Examples of investment property as follows:
• Land held for undetermined future use
• Vacant building to be rented our under an operating lease
• Any property that is currently constructed or developed for future use
• Land held for any long term appreciation
Buying a property can be a lucrative venture, whether bought as a home or as a business venture. A beginner’s approach is to purchase a multiple unit dwelling as an investment property. You can live in one unit while renting out the remaining units. In this way, you can earn from your renters and at the same time use the rent money for mortgage payments. In the long run when the property is fully paid, the owner still enjoys collecting rent for a profit.

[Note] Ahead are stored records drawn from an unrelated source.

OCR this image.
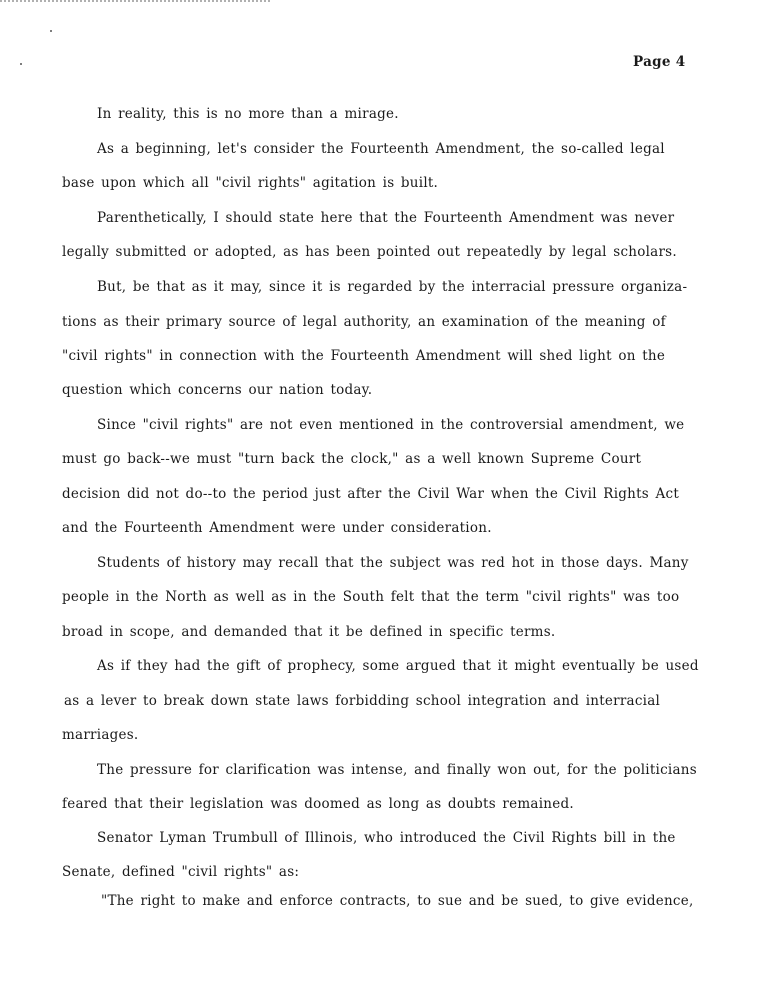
Page 4
In reality, this is no more than a mirage.
As a beginning, let's consider the Fourteenth Amendment, the so-called legal
base upon which all "civil rights" agitation is built.
Parenthetically, I should state here that the Fourteenth Amendment was never
legally submitted or adopted, as has been pointed out repeatedly by legal scholars.
But, be that as it may, since it is regarded by the interracial pressure organiza-
tions as their primary source of legal authority, an examination of the meaning of
"civil rights" in connection with the Fourteenth Amendment will shed light on the
question which concerns our nation today.
Since "civil rights" are not even mentioned in the controversial amendment, we
must go back--we must "turn back the clock," as a well known Supreme Court
decision did not do--to the period just after the Civil War when the Civil Rights Act
and the Fourteenth Amendment were under consideration.
Students of history may recall that the subject was red hot in those days. Many
people in the North as well as in the South felt that the term "civil rights" was too
broad in scope, and demanded that it be defined in specific terms.
As if they had the gift of prophecy, some argued that it might eventually be used
as a lever to break down state laws forbidding school integration and interracial
marriages.
The pressure for clarification was intense, and finally won out, for the politicians
feared that their legislation was doomed as long as doubts remained.
Senator Lyman Trumbull of Illinois, who introduced the Civil Rights bill in the
Senate, defined "civil rights" as:
"The right to make and enforce contracts, to sue and be sued, to give evidence,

As a property owner, you can use any equity you have in your properties to finance further property purchases. When we say equity, it pertains to the fair market value of the property less your existing liabilities inclusive of any liens. It is a common practice to borrow against the equity in a property. Rates for these types of loans are somewhat competitive because your property will serve as collateral in securing your loan. Keep in mind that the less risk there is in lending, the better rates you are going to be offered.
Sometimes an investment property is bought at a tax sale. When the original owner fails to honour the property tax payment for certain period of time, the property will be auctioned. It may start at a minimum bid which will be high enough to cover the back taxes and other related expenses incurred during the sale. It can still allow the investor to buy the property at a relatively minimal cost. This is an example of an investment property as it gives the new owner the opportunity to resell it at market value, renovate or upgrade the property and sell a premium price or to hold and rent out bringing in a regular income and the hope of capital gain.

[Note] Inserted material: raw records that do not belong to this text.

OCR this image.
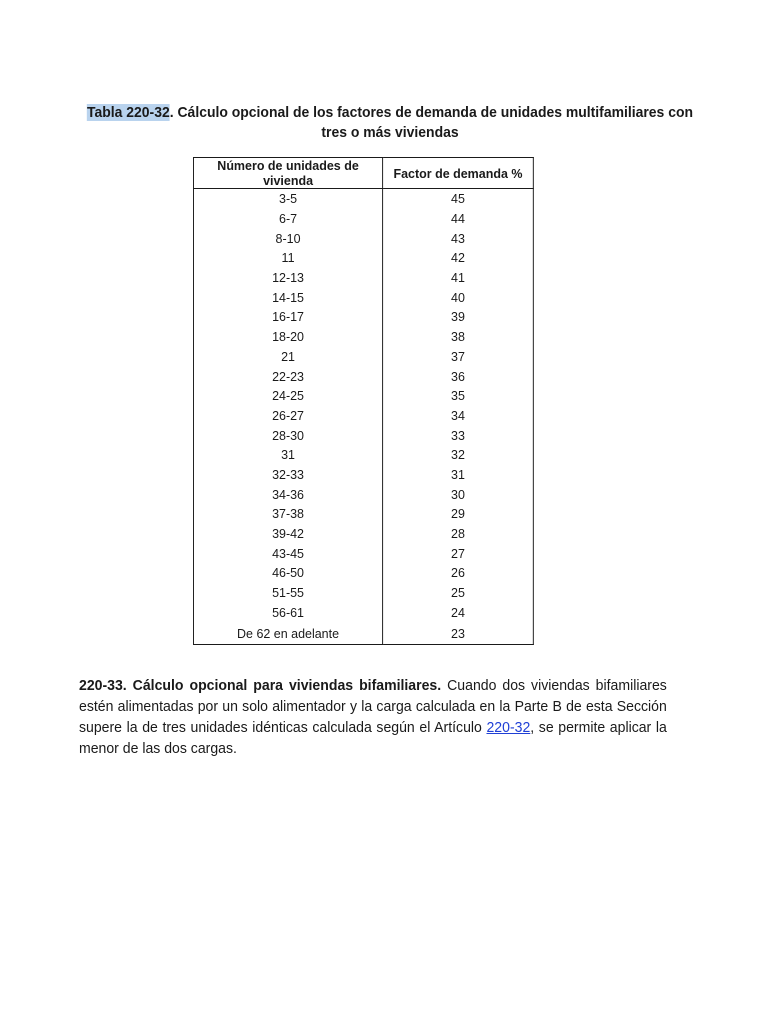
Tabla 220-32. Cálculo opcional de los factores de demanda de unidades multifamiliares con tres o más viviendas
Número de unidades de vivienda	Factor de demanda %
3-5	45
6-7	44
8-10	43
11	42
12-13	41
14-15	40
16-17	39
18-20	38
21	37
22-23	36
24-25	35
26-27	34
28-30	33
31	32
32-33	31
34-36	30
37-38	29
39-42	28
43-45	27
46-50	26
51-55	25
56-61	24
De 62 en adelante	23
220-33. Cálculo opcional para viviendas bifamiliares. Cuando dos viviendas bifamiliares estén alimentadas por un solo alimentador y la carga calculada en la Parte B de esta Sección supere la de tres unidades idénticas calculada según el Artículo 220-32, se permite aplicar la menor de las dos cargas.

To measure the return on investment you add up your cashflow from rent or resale and subtract any costs such as taxes, mortgage and insurance. You then divide this by the total amount invested which could be purchase price plus renovations. Multiply this by 100 to give you a percentage. If you are purchasing for resale then this will be calculated once but if you are renting out the property this is normally measured on an annual basis. The return on investment calculation will give you an idea of whether the property is worth purchasing or if there are any better deals out there.